The #happyslimhealthy rules of a real food journal are as follows:
- Begin your journal on a “normal day.” You want to start with a day that best represents what your normal eating habits are like. (This way if you are bringing this to an RD he or she can better see what your typical days are like and compare them to your “cheat days,” etc – an RD can even help you make a regular day include some of your “cheat day” loves so that you never have to feel like you are “cheating” on your health)
- Do not leave out any details. You must write down every bite and sip of food and drink you consume. (And yes, even a sample from the supermarket counts! If you find that you are the type of person that can’t resist the sample lady, I recommend chewing gum while you food shop. It will deter you from grabbing the Alfredo noodles she’s handing out.)
- Write down when you eat. Keep track of what time you get up, when you have your first bite or sip and then when your next meal and snack are after that. If you notice huge gaps or tiny gaps, these are things to focus on. If you wait way too long in between meals they end up being too big. But if your meals are eaten very close together, it’s possible the first one wasn’t big enough.
- Keep track of the quantities. Actually measure the serving before you eat. Buy measuring spoons to see exactly what a teaspoon or a tablespoon really looks like. This way if you have to guess, you are making a more educated guess as to what your portion really is.
- Include the ingredients and the exact quantities you used when cooking at home. If the recipe has the nutrition analysis included, follow those portion sizes exactly so you are not skewing the final numbers.
- If you go out to eat, note the restaurant in your journal. Keep in mind that your portion sizes are usually much bigger in restaurants.

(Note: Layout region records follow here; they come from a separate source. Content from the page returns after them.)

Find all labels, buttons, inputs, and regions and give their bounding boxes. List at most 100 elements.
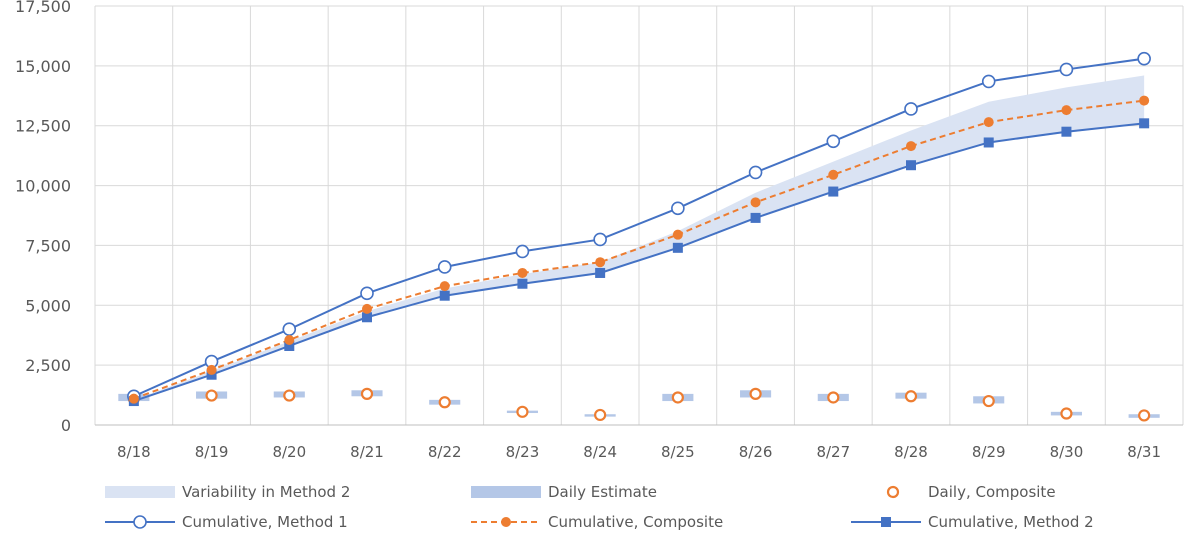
cumulative-method1-marker [748, 165, 763, 180]
legend-swatch [471, 486, 541, 498]
cumulative-method2-line [133, 122, 1145, 403]
daily-composite-marker [749, 387, 762, 400]
x-tick-label: 8/19 [195, 443, 229, 461]
cumulative-method2-marker [672, 242, 683, 253]
cumulative-composite-marker [983, 117, 994, 128]
y-tick-label: 12,500 [15, 117, 71, 136]
cumulative-composite-marker [206, 364, 217, 375]
daily-composite-marker [516, 405, 529, 418]
cumulative-method1-marker [593, 232, 607, 247]
legend: Variability in Method 2 Daily Estimate Dai… [105, 483, 1094, 531]
legend-label: Cumulative, Composite [548, 513, 723, 531]
cumulative-composite-marker [517, 267, 528, 278]
y-tick-label: 2,500 [25, 356, 71, 375]
y-tick-label: 17,500 [15, 0, 71, 16]
cumulative-method2-marker [828, 186, 839, 197]
y-tick-label: 15,000 [15, 57, 71, 76]
cumulative-method2-marker [906, 160, 916, 171]
cumulative-composite-marker [439, 281, 450, 292]
legend-item: Daily Estimate [471, 483, 657, 501]
cumulative-method1-marker [515, 244, 530, 259]
y-tick-label: 0 [61, 416, 71, 435]
daily-composite-marker [1138, 409, 1151, 422]
x-tick-label: 8/24 [583, 443, 617, 461]
legend-item: Cumulative, Method 2 [851, 513, 1094, 531]
cumulative-composite-marker [595, 257, 606, 268]
cumulative-composite-marker [672, 229, 683, 240]
cumulative-method1-marker [1059, 62, 1074, 77]
x-tick-label: 8/25 [661, 443, 695, 461]
legend-swatch-marker [501, 517, 511, 527]
cumulative-method1-marker [671, 201, 685, 216]
cumulative-method1-marker [981, 74, 996, 89]
x-tick-label: 8/26 [739, 443, 773, 461]
legend-label: Daily Estimate [548, 483, 657, 501]
cumulative-composite-marker [1061, 105, 1072, 116]
cumulative-method2-marker [750, 212, 761, 223]
cumulative-method2-marker [1139, 118, 1150, 129]
legend-swatch [105, 486, 175, 498]
legend-label: Cumulative, Method 2 [928, 513, 1094, 531]
variability-band [133, 75, 1145, 402]
legend-label: Cumulative, Method 1 [182, 513, 348, 531]
cumulative-method1-marker [826, 134, 841, 149]
cumulative-method2-marker [1061, 126, 1072, 137]
cumulative-method2-marker [439, 290, 450, 301]
x-tick-label: 8/20 [272, 443, 306, 461]
x-tick-label: 8/21 [350, 443, 384, 461]
cumulative-method1-marker [904, 102, 918, 116]
x-tick-label: 8/22 [428, 443, 462, 461]
x-axis: 8/18 8/19 8/20 8/21 8/22 8/23 8/24 8/25 8/26 8/27… [117, 443, 1161, 461]
daily-composite-marker [438, 396, 451, 409]
daily-composite-marker [904, 390, 918, 403]
cumulative-composite-marker [128, 393, 139, 404]
y-tick-label: 5,000 [25, 296, 71, 315]
x-tick-label: 8/27 [816, 443, 850, 461]
daily-composite-marker [360, 387, 374, 400]
daily-composite-marker [594, 408, 607, 422]
cumulative-method1-marker [282, 322, 297, 337]
cumulative-method2-marker [595, 267, 606, 278]
legend-item: Daily, Composite [886, 483, 1056, 501]
daily-composite-marker [205, 389, 218, 402]
legend-swatch [886, 485, 900, 499]
cumulative-composite-marker [362, 303, 372, 314]
y-tick-label: 10,000 [15, 177, 71, 196]
daily-composite-marker [671, 391, 684, 404]
cumulative-method2-marker [362, 312, 372, 323]
daily-composite-marker [1060, 407, 1073, 420]
daily-composite-marker [982, 394, 995, 408]
legend-label: Daily, Composite [928, 483, 1056, 501]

- If you prefer to journal on paper, get a small notebook and carry it with you everywhere you go. It is best to journal immediately after you finish your meal so you do not forget the food or the portion size.
- Do not, and I repeat DO NOT, forget to include your beverages (yes, even the alcoholic ones!). If you are having a mixed drink and there is a splash of cran, include it. That splash has calories too.
- And most importantly…BE HONEST! This is not going to be published. It is a private document for your eyes and possibly the eyes of your health care professional. It will be used to help you make the changes you need to better reach your goals. When we start to “lie” in our journals, or conveniently forget to enter an item, that’s when we know we need re-evaluate…
If you follow these rules exactly and are honest with yourself, you may realize that sometimes you eat more than you may have thought you did, or that 1500 calories really isn’t as much as you thought it was when you make the wrong food choices. Take a look at your results each day. Did you notice if you are lacking a certain food group or eating greater portions of another? Notice what your biggest meal of the day was? If it wasn’t breakfast maybe that is the meal you need to work on. Did you eat more today because of certain emotions? These are all questions we can find answers to if we write down what we are eating the right way. And by doing this, your results will be so much better!
Best of luck #happyslimhealthy followers! Be true to yourselves and you can’t lose.